WASHINGTON — Ron Yocum's career in the chemical industry has followed a diligent, well-trod path to the top: steadily increasing responsibility in traditional jobs.
Until now, that is. The 58-year-old former president of Millennium Petrochemicals Inc. is taking on a very different kind of challenge March 1: president of the Washington-based American Plastics Council.
As president, Yocum will oversee the industry's $17 million advertising campaign and the group's resource conservation and recycling activities, including tangling with environmental organizations over recycling politics.
Yocum replaces veteran Washington trade association executive Red Cavaney, who left APC in September to head the American Petroleum Institute in Washington. Yocum readily acknowledges his lack of inside-the-beltway experience, but he is very familiar with APC, serving as its chairman until he was appointed president, and guiding the group through budget cutting in recent years.
One of his first tasks, he says, will be to visit every member company for suggestions. But he has a few ideas of his own.
He wants one of his legacies at APC to be building stronger alliances with other trade groups, such as the Society of Plastics Engineers, the National Association for Plastic Container Recovery and the Grocery Manufacturers Association.
He said he sees forming a partnership with SPE to get its 30,000-40,000 members involved in ``preaching the gospel.'' NAPCOR and APC should work more closely on recycling, and APC's relationship with GMA, while good now, ``almost became adversarial'' several years ago over some recycling issues, he said.
Yocum said he and Society of the Plastics Industry Inc. President Larry Thomas have instituted monthly meetings of senior staff from APC and Washington-based SPI. APC and SPI, its one-time parent, feuded last year over contentious merger talks that eventually broke down.
Yocum said both groups plan to develop other areas for cooperation, but he declined to be more specific.
``I don't see short-term how you bring [APC and SPI] together, but I don't want to rule it out long-term,'' he said.
One high-placed SPI official said the choice of Yocum to run APC will make it easier to form one trade association. Yocum has said he would step aside if he became a stumbling block to any merger.

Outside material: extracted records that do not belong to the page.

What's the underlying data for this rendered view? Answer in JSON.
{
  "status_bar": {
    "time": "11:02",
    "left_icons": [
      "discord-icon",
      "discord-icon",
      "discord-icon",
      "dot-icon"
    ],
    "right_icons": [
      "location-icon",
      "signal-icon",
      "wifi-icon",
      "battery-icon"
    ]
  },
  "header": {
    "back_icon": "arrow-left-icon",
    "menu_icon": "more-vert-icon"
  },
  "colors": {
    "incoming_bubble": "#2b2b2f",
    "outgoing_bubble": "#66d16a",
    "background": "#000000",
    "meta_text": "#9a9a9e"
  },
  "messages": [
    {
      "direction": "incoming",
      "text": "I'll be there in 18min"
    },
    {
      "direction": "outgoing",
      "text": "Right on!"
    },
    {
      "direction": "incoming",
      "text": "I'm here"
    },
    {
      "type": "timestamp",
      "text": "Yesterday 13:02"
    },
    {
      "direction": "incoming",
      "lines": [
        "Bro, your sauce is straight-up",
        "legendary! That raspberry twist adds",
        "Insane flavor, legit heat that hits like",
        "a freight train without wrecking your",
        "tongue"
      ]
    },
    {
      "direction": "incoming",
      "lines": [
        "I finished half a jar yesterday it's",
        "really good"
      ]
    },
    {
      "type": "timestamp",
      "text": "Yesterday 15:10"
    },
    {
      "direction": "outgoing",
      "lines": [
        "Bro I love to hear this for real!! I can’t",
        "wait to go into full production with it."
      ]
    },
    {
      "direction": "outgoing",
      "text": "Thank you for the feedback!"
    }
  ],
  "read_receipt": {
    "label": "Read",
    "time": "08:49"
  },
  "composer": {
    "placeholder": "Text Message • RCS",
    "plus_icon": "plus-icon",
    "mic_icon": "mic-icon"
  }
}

``Had APC selected another trade association professional, it might have made it more difficult to form a single trade association,'' said H. Patrick Jack, SPI president and senior vice president-chemicals for Fina Oil & Chemical Co. in Dallas.
Yocum, who said he will stay at least three years, is well-positioned to guide APC, industry observers said.
Some observers have faulted Millennium for not being aggressive enough on its pricing under Yocum's tenure, but they noted he inherited some financial problems. Generally, he is praised as a capable executive.
``He is not panicked by rumor and innuendo,'' said Rob Harvan, a consultant with Bonner & Moore Associates in Houston. ``You found with his tenure a company — a pure petrochemical and plastics company — that managed to not be buffeted as much by the forces of their integrated competitors as might be feared.''
Yocum left Millennium after its ethylene, polyethylene and propylene business became the junior partner in a joint venture with Lyondell Petrochemical Co.
``Now we are in a period of having to run APC as a business,'' said Don Olsen, senior vice president of public affairs for Huntsman Corp. in Salt Lake City. ``He knows how tight things are. He can speak about economies and talk about efficient use of funds.''
APC officials declined to release Yocum's salary.
One area that APC officials had speculated could use more money was advertising, after polling results late last year found growing negative public sentiment.
But some updated polling completed last week indicates ``we more than made up for what we lost'' and that APC may not need additional money, Yocum said. APC officials declined to release more specifics until they have analyzed the new polls further.
Yocum's tenure at Millennium also included an ultimately unsuccessful bid at running a high density PE recycling facility. Millennium lost money for several years before selling it, an experience that Yocum said convinced him entrepreneurs are better-suited for recycling, not resin manufacturers.
``I think we [resin companies] can play a role in helping people get set up and in technology development,'' he said.
Yocum said APC can continue to work with communities, ``showing them the various economics of the options.''
``I'm not sure how much beyond that we can really do,'' he added.
The problem in recycling today is collecting materials, not finding markets, Yocum said. California regulators in January, however, said markets must be stimulated when they declared plastics out of compliance with the state's recycling guidelines.